Conklin's Atlas of the Worlds and Handy Manual of Useful Information
- Cover art by Shea Ryan
- Designers: Frank Chadwick
- Publishers: Game Designers' Workshop
- Publication: 1989; 37 years ago
- Genres: Steampunk

= Conklin's Atlas of the Worlds =

1989 role-playing game supplement

Conklin's Atlas of the Worlds and Handy Manual of Useful Information is a supplement published by Game Designers' Workshop in 1989 for the steampunk role-playing game Space: 1889.

==Contents==
Conklin's Atlas of the Worlds is a supplement that provides:
- a page of rules for space naval combat
- recent history of the past decade on Earth, with a few events on Mars and Venus
- maps and other information about Earth, Mars, Venus, Mercury, the Moon (Luna) and the lost continent of Atlantis. The book also provides details of railroads and airship lines on Earth, and current national borders.

==Publication history==
GDW published the steampunk role-playing game Space: 1889 in 1989 and quickly provided several supplements, including Conklin's Atlas of the Worlds and Handy Manual of Useful Information, an 80-page softcover book written by Frank Chadwick, with cover art by Shea Ryan and interior art by Tim Bradstreet and Angela Bostick.

However, Space: 1889 did not fare well against rival steampunk game Spelljammer, which had been published by TSR the same year, and GDW cancelled Space: 1889 and all its supplements a year later in 1990, as a commercial failure.

==Reception==
In Issue 7 of the British magazine Games International, Paul Mason stated that "Conklin's is far better than Tales from the Ether, and is well worth getting if you are running a Space: 1889 campaign. However, I still feel that the game is too much facts, and not enough flair." Mason concluded by giving this book a rating of 3 out of 5.

In Issue 53 of the French games magazine Casus Belli, Pierre Lejoyeux noted that previous material for Space: 1889 had left vast gaps in the description of the Solar System. Lejoyeux felt that although this supplement provided some information, he was disappointed in its lack of balance, commenting, "The supplement Conklin's Atlas of the Worlds partly fills this gap with regard to Venus. Mars is not so lucky, yet it is the most attractive planet!"
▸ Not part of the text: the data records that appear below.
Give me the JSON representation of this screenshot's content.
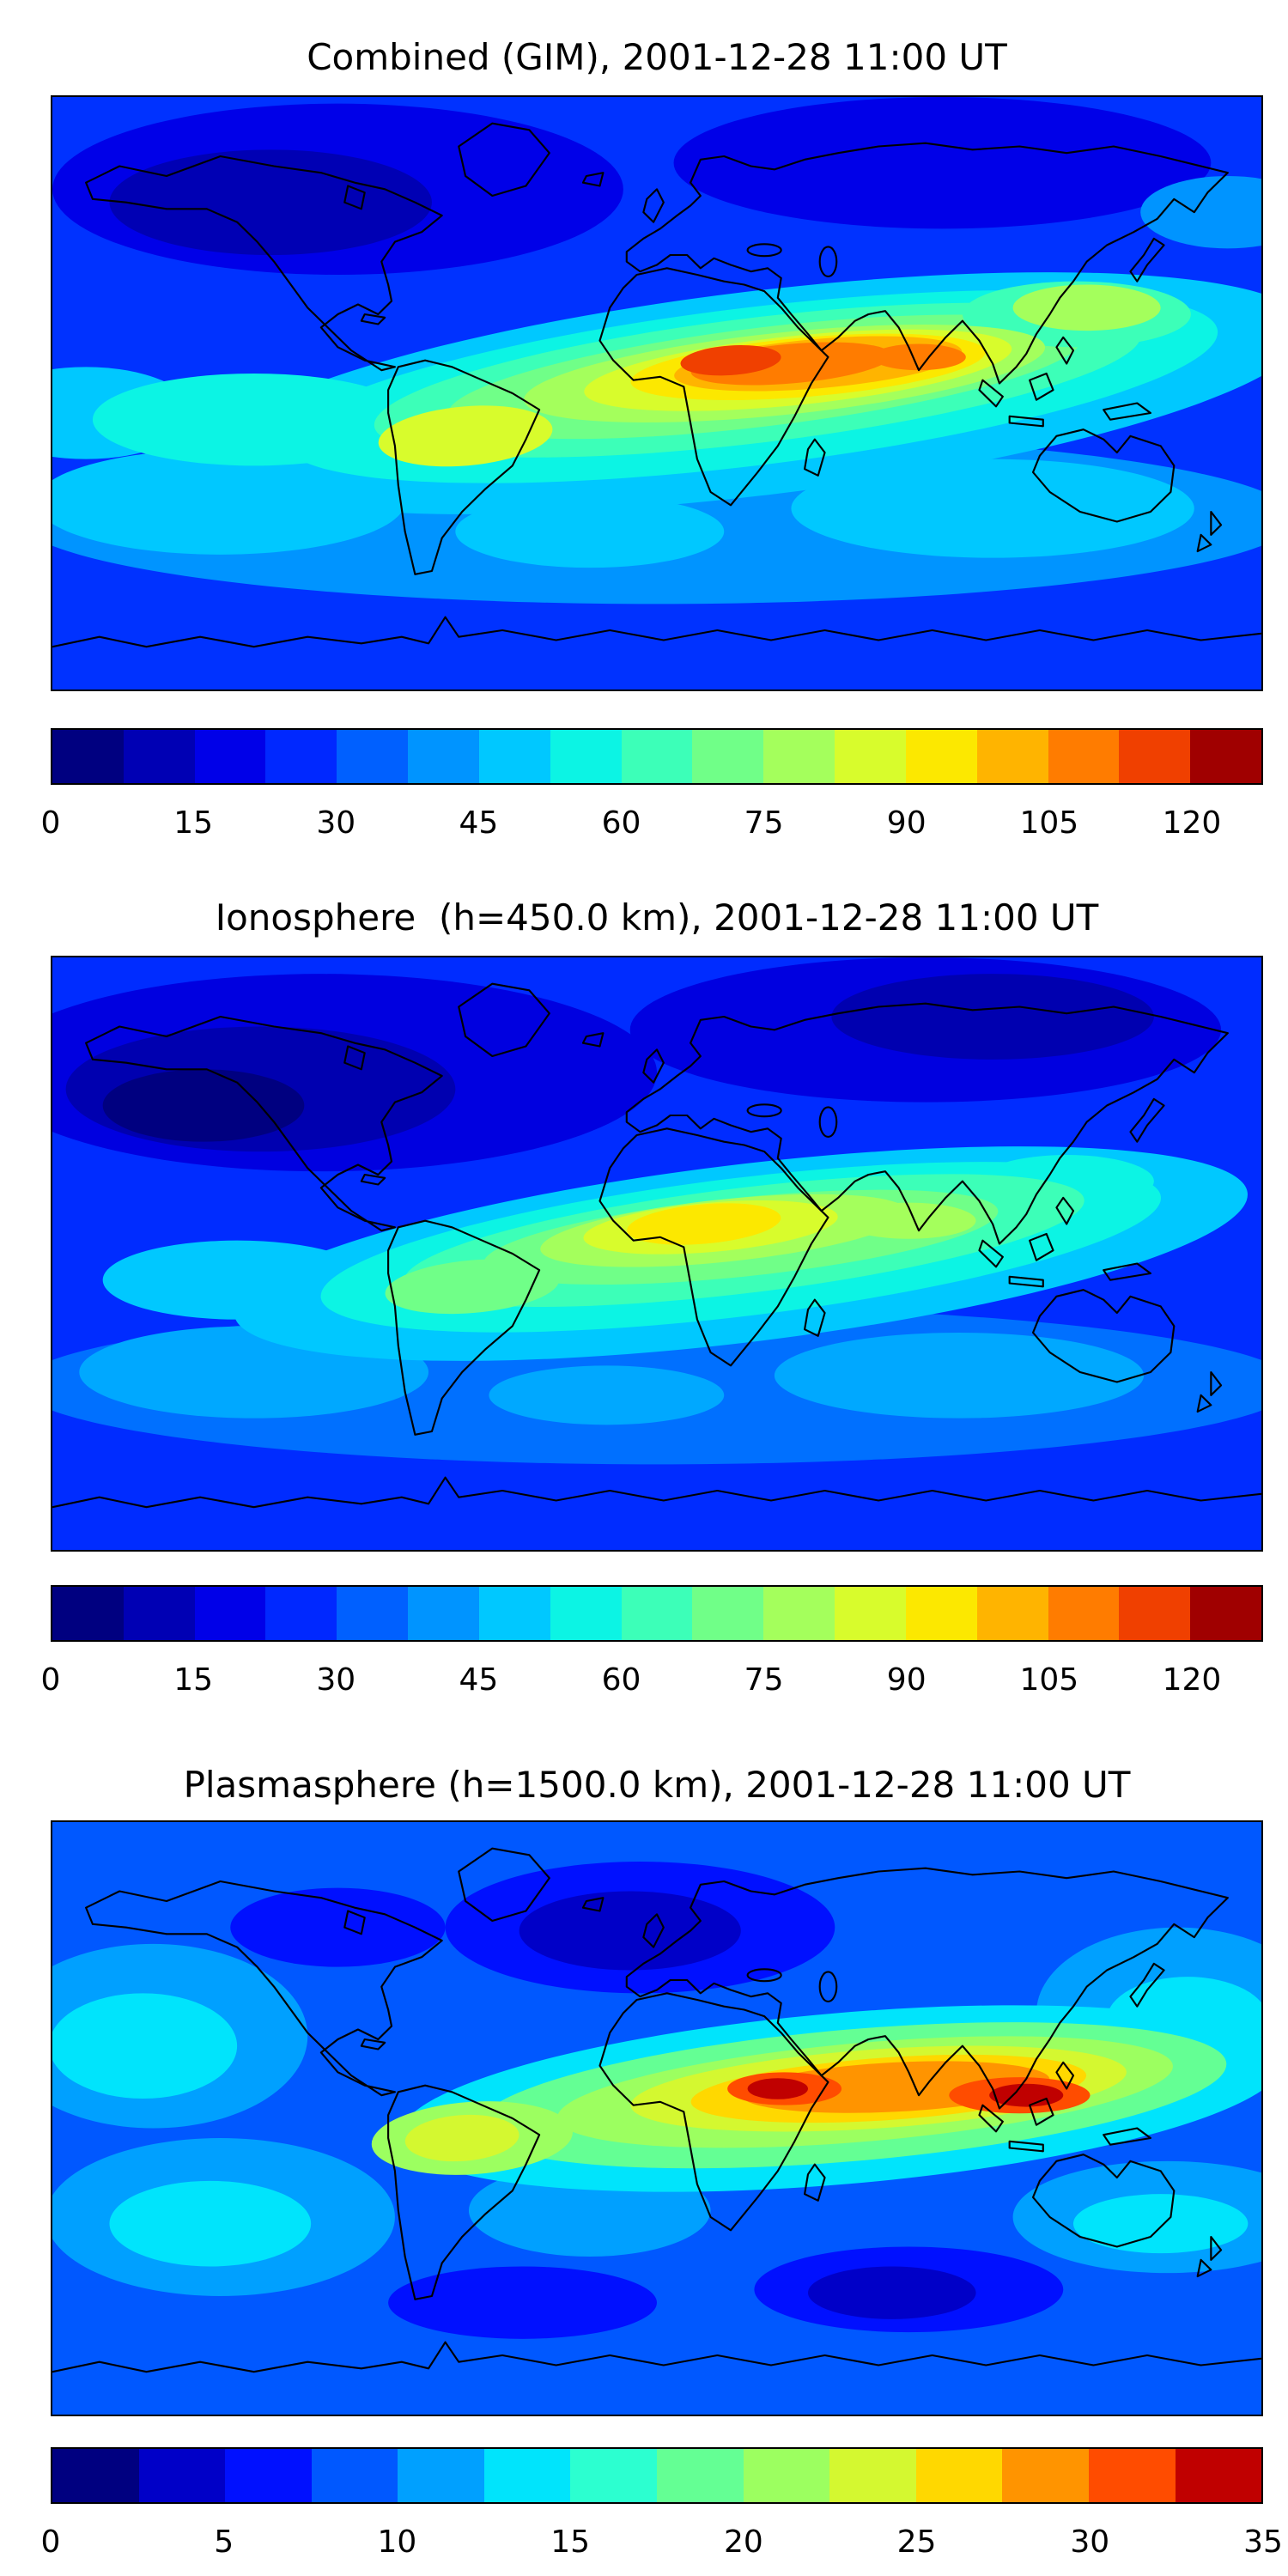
{
  "figure": {
    "background": "#ffffff",
    "coastline_color": "#000000",
    "panel_count": 3
  },
  "chart_data": [
    {
      "type": "heatmap",
      "subtype": "filled-contour-world-map",
      "title": "Combined (GIM), 2001-12-28 11:00 UT",
      "projection": "equirectangular",
      "lon_range": [
        -180,
        180
      ],
      "lat_range": [
        -90,
        90
      ],
      "colorbar": {
        "vmin": 0,
        "vmax": 127.5,
        "ticks": [
          0,
          15,
          30,
          45,
          60,
          75,
          90,
          105,
          120
        ],
        "colors": [
          "#000080",
          "#0000b4",
          "#0000e8",
          "#0028ff",
          "#0060ff",
          "#0094ff",
          "#00c8ff",
          "#0cf4e4",
          "#3cffb8",
          "#70ff88",
          "#a4ff5c",
          "#d8fc2c",
          "#fce800",
          "#ffb400",
          "#ff7c00",
          "#f04000",
          "#a00000"
        ]
      },
      "field": {
        "base_color": "#0032ff",
        "base_value": 20,
        "max_feature": {
          "name": "equatorial-anomaly-core",
          "lon": 22,
          "lat": 10,
          "value": 122
        },
        "blobs": [
          {
            "lon": -95,
            "lat": 62,
            "rx": 85,
            "ry": 26,
            "color": "#0000e8",
            "value": 8
          },
          {
            "lon": -115,
            "lat": 58,
            "rx": 48,
            "ry": 16,
            "color": "#0000b4",
            "value": 5
          },
          {
            "lon": 85,
            "lat": 70,
            "rx": 80,
            "ry": 20,
            "color": "#0000e8",
            "value": 8
          },
          {
            "lon": 0,
            "lat": -38,
            "rx": 190,
            "ry": 26,
            "color": "#0094ff",
            "value": 35
          },
          {
            "lon": -130,
            "lat": -33,
            "rx": 55,
            "ry": 16,
            "color": "#00c8ff",
            "value": 45
          },
          {
            "lon": 100,
            "lat": -35,
            "rx": 60,
            "ry": 15,
            "color": "#00c8ff",
            "value": 45
          },
          {
            "lon": -20,
            "lat": -42,
            "rx": 40,
            "ry": 11,
            "color": "#00c8ff",
            "value": 45
          },
          {
            "lon": 170,
            "lat": 55,
            "rx": 26,
            "ry": 11,
            "color": "#0094ff",
            "value": 35
          },
          {
            "lon": 30,
            "lat": 0,
            "rx": 165,
            "ry": 31,
            "rot": -7,
            "color": "#00c8ff",
            "value": 48
          },
          {
            "lon": 28,
            "lat": 2,
            "rx": 140,
            "ry": 24,
            "rot": -7,
            "color": "#0cf4e4",
            "value": 55
          },
          {
            "lon": -170,
            "lat": -6,
            "rx": 32,
            "ry": 14,
            "color": "#00c8ff",
            "value": 48
          },
          {
            "lon": -120,
            "lat": -8,
            "rx": 48,
            "ry": 14,
            "color": "#0cf4e4",
            "value": 55
          },
          {
            "lon": 30,
            "lat": 4,
            "rx": 115,
            "ry": 19,
            "rot": -7,
            "color": "#3cffb8",
            "value": 62
          },
          {
            "lon": 32,
            "lat": 5,
            "rx": 95,
            "ry": 15,
            "rot": -7,
            "color": "#70ff88",
            "value": 70
          },
          {
            "lon": 125,
            "lat": 24,
            "rx": 34,
            "ry": 10,
            "color": "#3cffb8",
            "value": 62
          },
          {
            "lon": 128,
            "lat": 26,
            "rx": 22,
            "ry": 7,
            "color": "#a4ff5c",
            "value": 78
          },
          {
            "lon": -57,
            "lat": -13,
            "rx": 26,
            "ry": 9,
            "rot": -5,
            "color": "#d8fc2c",
            "value": 85
          },
          {
            "lon": 38,
            "lat": 6,
            "rx": 78,
            "ry": 12.5,
            "rot": -6,
            "color": "#a4ff5c",
            "value": 78
          },
          {
            "lon": 42,
            "lat": 7,
            "rx": 64,
            "ry": 10.5,
            "rot": -6,
            "color": "#d8fc2c",
            "value": 85
          },
          {
            "lon": 45,
            "lat": 8,
            "rx": 53,
            "ry": 9,
            "rot": -5,
            "color": "#fce800",
            "value": 93
          },
          {
            "lon": 48,
            "lat": 9,
            "rx": 43,
            "ry": 7.5,
            "rot": -5,
            "color": "#ffb400",
            "value": 100
          },
          {
            "lon": 40,
            "lat": 9,
            "rx": 30,
            "ry": 6,
            "rot": -5,
            "color": "#ff7c00",
            "value": 108
          },
          {
            "lon": 78,
            "lat": 11,
            "rx": 14,
            "ry": 4,
            "color": "#ff7c00",
            "value": 108
          },
          {
            "lon": 22,
            "lat": 10,
            "rx": 15,
            "ry": 4.5,
            "rot": -4,
            "color": "#f04000",
            "value": 118
          }
        ]
      }
    },
    {
      "type": "heatmap",
      "subtype": "filled-contour-world-map",
      "title": "Ionosphere  (h=450.0 km), 2001-12-28 11:00 UT",
      "projection": "equirectangular",
      "lon_range": [
        -180,
        180
      ],
      "lat_range": [
        -90,
        90
      ],
      "colorbar": {
        "vmin": 0,
        "vmax": 127.5,
        "ticks": [
          0,
          15,
          30,
          45,
          60,
          75,
          90,
          105,
          120
        ],
        "colors": [
          "#000080",
          "#0000b4",
          "#0000e8",
          "#0028ff",
          "#0060ff",
          "#0094ff",
          "#00c8ff",
          "#0cf4e4",
          "#3cffb8",
          "#70ff88",
          "#a4ff5c",
          "#d8fc2c",
          "#fce800",
          "#ffb400",
          "#ff7c00",
          "#f04000",
          "#a00000"
        ]
      },
      "field": {
        "base_color": "#002cff",
        "base_value": 15,
        "max_feature": {
          "name": "equatorial-anomaly-core",
          "lon": 14,
          "lat": 9,
          "value": 95
        },
        "blobs": [
          {
            "lon": -100,
            "lat": 55,
            "rx": 100,
            "ry": 30,
            "color": "#0000e0",
            "value": 8
          },
          {
            "lon": -118,
            "lat": 50,
            "rx": 58,
            "ry": 19,
            "color": "#0000b0",
            "value": 5
          },
          {
            "lon": -135,
            "lat": 45,
            "rx": 30,
            "ry": 11,
            "color": "#000080",
            "value": 2
          },
          {
            "lon": 80,
            "lat": 68,
            "rx": 88,
            "ry": 22,
            "color": "#0000e0",
            "value": 8
          },
          {
            "lon": 100,
            "lat": 72,
            "rx": 48,
            "ry": 13,
            "color": "#0000b0",
            "value": 5
          },
          {
            "lon": 0,
            "lat": -40,
            "rx": 190,
            "ry": 24,
            "color": "#0070ff",
            "value": 28
          },
          {
            "lon": -120,
            "lat": -36,
            "rx": 52,
            "ry": 14,
            "color": "#00a8ff",
            "value": 38
          },
          {
            "lon": 90,
            "lat": -37,
            "rx": 55,
            "ry": 13,
            "color": "#00a8ff",
            "value": 38
          },
          {
            "lon": -15,
            "lat": -43,
            "rx": 35,
            "ry": 9,
            "color": "#00a8ff",
            "value": 38
          },
          {
            "lon": 25,
            "lat": 0,
            "rx": 152,
            "ry": 27,
            "rot": -7,
            "color": "#00c8ff",
            "value": 45
          },
          {
            "lon": -125,
            "lat": -8,
            "rx": 40,
            "ry": 12,
            "color": "#00c8ff",
            "value": 45
          },
          {
            "lon": 25,
            "lat": 2,
            "rx": 126,
            "ry": 21,
            "rot": -7,
            "color": "#0cf4e4",
            "value": 55
          },
          {
            "lon": 122,
            "lat": 22,
            "rx": 26,
            "ry": 8,
            "color": "#0cf4e4",
            "value": 55
          },
          {
            "lon": 26,
            "lat": 4,
            "rx": 102,
            "ry": 16,
            "rot": -7,
            "color": "#3cffb8",
            "value": 62
          },
          {
            "lon": -55,
            "lat": -10,
            "rx": 26,
            "ry": 8,
            "rot": -5,
            "color": "#70ff88",
            "value": 70
          },
          {
            "lon": 25,
            "lat": 5,
            "rx": 77,
            "ry": 12,
            "rot": -6,
            "color": "#70ff88",
            "value": 70
          },
          {
            "lon": 75,
            "lat": 10,
            "rx": 20,
            "ry": 5.5,
            "color": "#a4ff5c",
            "value": 78
          },
          {
            "lon": 20,
            "lat": 7,
            "rx": 55,
            "ry": 9.5,
            "rot": -6,
            "color": "#a4ff5c",
            "value": 78
          },
          {
            "lon": 16,
            "lat": 8,
            "rx": 38,
            "ry": 7.5,
            "rot": -5,
            "color": "#d8fc2c",
            "value": 85
          },
          {
            "lon": 14,
            "lat": 9,
            "rx": 23,
            "ry": 6,
            "rot": -5,
            "color": "#fce800",
            "value": 92
          }
        ]
      }
    },
    {
      "type": "heatmap",
      "subtype": "filled-contour-world-map",
      "title": "Plasmasphere (h=1500.0 km), 2001-12-28 11:00 UT",
      "projection": "equirectangular",
      "lon_range": [
        -180,
        180
      ],
      "lat_range": [
        -90,
        90
      ],
      "colorbar": {
        "vmin": 0,
        "vmax": 35,
        "ticks": [
          0,
          5,
          10,
          15,
          20,
          25,
          30,
          35
        ],
        "colors": [
          "#000080",
          "#0000c8",
          "#0010ff",
          "#0058ff",
          "#00a0ff",
          "#00e4fc",
          "#2cffd0",
          "#64ff94",
          "#9cff60",
          "#d4f830",
          "#ffd800",
          "#ff9400",
          "#ff4c00",
          "#c00000"
        ]
      },
      "field": {
        "base_color": "#0058ff",
        "base_value": 8,
        "max_feature": {
          "name": "plasmaspheric-crest-cores",
          "lon": 36,
          "lat": 9,
          "value": 34
        },
        "blobs": [
          {
            "lon": -150,
            "lat": 25,
            "rx": 46,
            "ry": 28,
            "color": "#00a0ff",
            "value": 10
          },
          {
            "lon": -153,
            "lat": 22,
            "rx": 28,
            "ry": 16,
            "color": "#00e4fc",
            "value": 13
          },
          {
            "lon": -130,
            "lat": -30,
            "rx": 52,
            "ry": 24,
            "color": "#00a0ff",
            "value": 10
          },
          {
            "lon": -133,
            "lat": -32,
            "rx": 30,
            "ry": 13,
            "color": "#00e4fc",
            "value": 13
          },
          {
            "lon": 155,
            "lat": 32,
            "rx": 42,
            "ry": 26,
            "color": "#00a0ff",
            "value": 10
          },
          {
            "lon": 158,
            "lat": 30,
            "rx": 24,
            "ry": 13,
            "color": "#00e4fc",
            "value": 13
          },
          {
            "lon": 152,
            "lat": -30,
            "rx": 46,
            "ry": 17,
            "color": "#00a0ff",
            "value": 10
          },
          {
            "lon": 150,
            "lat": -32,
            "rx": 26,
            "ry": 9,
            "color": "#00e4fc",
            "value": 13
          },
          {
            "lon": -20,
            "lat": -28,
            "rx": 36,
            "ry": 14,
            "color": "#00a0ff",
            "value": 10
          },
          {
            "lon": -95,
            "lat": 58,
            "rx": 32,
            "ry": 12,
            "color": "#0010ff",
            "value": 5
          },
          {
            "lon": -5,
            "lat": 58,
            "rx": 58,
            "ry": 20,
            "color": "#0010ff",
            "value": 5
          },
          {
            "lon": -8,
            "lat": 57,
            "rx": 33,
            "ry": 12,
            "color": "#0000c8",
            "value": 3
          },
          {
            "lon": 75,
            "lat": -52,
            "rx": 46,
            "ry": 13,
            "color": "#0010ff",
            "value": 5
          },
          {
            "lon": 70,
            "lat": -53,
            "rx": 25,
            "ry": 8,
            "color": "#0000c8",
            "value": 3
          },
          {
            "lon": -40,
            "lat": -56,
            "rx": 40,
            "ry": 11,
            "color": "#0010ff",
            "value": 5
          },
          {
            "lon": 55,
            "lat": 6,
            "rx": 132,
            "ry": 26,
            "rot": -5,
            "color": "#00e4fc",
            "value": 14
          },
          {
            "lon": 58,
            "lat": 7,
            "rx": 112,
            "ry": 20,
            "rot": -5,
            "color": "#64ff94",
            "value": 18
          },
          {
            "lon": -55,
            "lat": -6,
            "rx": 30,
            "ry": 11,
            "rot": -4,
            "color": "#9cff60",
            "value": 21
          },
          {
            "lon": -58,
            "lat": -6,
            "rx": 17,
            "ry": 7,
            "rot": -4,
            "color": "#d4f830",
            "value": 23
          },
          {
            "lon": 62,
            "lat": 8,
            "rx": 92,
            "ry": 15,
            "rot": -5,
            "color": "#9cff60",
            "value": 21
          },
          {
            "lon": 66,
            "lat": 9,
            "rx": 74,
            "ry": 12,
            "rot": -4,
            "color": "#d4f830",
            "value": 23
          },
          {
            "lon": 69,
            "lat": 9,
            "rx": 59,
            "ry": 9.5,
            "rot": -4,
            "color": "#ffd800",
            "value": 26
          },
          {
            "lon": 71,
            "lat": 9.5,
            "rx": 46,
            "ry": 7.5,
            "rot": -3,
            "color": "#ff9400",
            "value": 29
          },
          {
            "lon": 38,
            "lat": 9,
            "rx": 17,
            "ry": 5,
            "color": "#ff4c00",
            "value": 32
          },
          {
            "lon": 36,
            "lat": 9,
            "rx": 9,
            "ry": 3.2,
            "color": "#c00000",
            "value": 34
          },
          {
            "lon": 108,
            "lat": 7,
            "rx": 21,
            "ry": 5.5,
            "color": "#ff4c00",
            "value": 32
          },
          {
            "lon": 110,
            "lat": 7,
            "rx": 11,
            "ry": 3.5,
            "color": "#c00000",
            "value": 34
          }
        ]
      }
    }
  ]
}
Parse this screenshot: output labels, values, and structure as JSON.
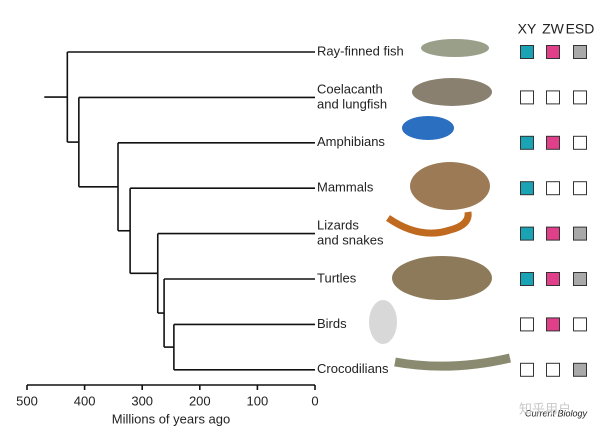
{
  "header": {
    "columns": [
      "XY",
      "ZW",
      "ESD"
    ]
  },
  "tree": {
    "stem_start": 470,
    "age": 430,
    "children": [
      {
        "label": [
          "Ray-finned fish"
        ],
        "XY": true,
        "ZW": true,
        "ESD": true
      },
      {
        "age": 410,
        "children": [
          {
            "label": [
              "Coelacanth",
              "and lungfish"
            ],
            "XY": false,
            "ZW": false,
            "ESD": false
          },
          {
            "age": 342,
            "children": [
              {
                "label": [
                  "Amphibians"
                ],
                "XY": true,
                "ZW": true,
                "ESD": false
              },
              {
                "age": 321,
                "children": [
                  {
                    "label": [
                      "Mammals"
                    ],
                    "XY": true,
                    "ZW": false,
                    "ESD": false
                  },
                  {
                    "age": 273,
                    "children": [
                      {
                        "label": [
                          "Lizards",
                          "and snakes"
                        ],
                        "XY": true,
                        "ZW": true,
                        "ESD": true
                      },
                      {
                        "age": 262,
                        "children": [
                          {
                            "label": [
                              "Turtles"
                            ],
                            "XY": true,
                            "ZW": true,
                            "ESD": true
                          },
                          {
                            "age": 245,
                            "children": [
                              {
                                "label": [
                                  "Birds"
                                ],
                                "XY": false,
                                "ZW": true,
                                "ESD": false
                              },
                              {
                                "label": [
                                  "Crocodilians"
                                ],
                                "XY": false,
                                "ZW": false,
                                "ESD": true
                              }
                            ]
                          }
                        ]
                      }
                    ]
                  }
                ]
              }
            ]
          }
        ]
      }
    ]
  },
  "colors": {
    "XY": "#1aa3b5",
    "ZW": "#e0408a",
    "ESD": "#a9a9a9"
  },
  "axis": {
    "xlim": [
      500,
      0
    ],
    "xticks": [
      500,
      400,
      300,
      200,
      100,
      0
    ],
    "xlabel": "Millions of years ago"
  },
  "credit": "Current Biology",
  "watermark": "知乎用户"
}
In Issue 74 of Polyhedron, Timothy Brown suggested that gamemasters running a Spelljammer campaign could switch their campaign over to the Space: 1889 campaign setting, which Brown though was superior. Brown suggested the material in Conklin's Atlas would be valuable, but warned, "Read the boxed set carefully — Victorian scholars might show great interest in AD&D game characters and creatures, but panic may easily engulf the common folk."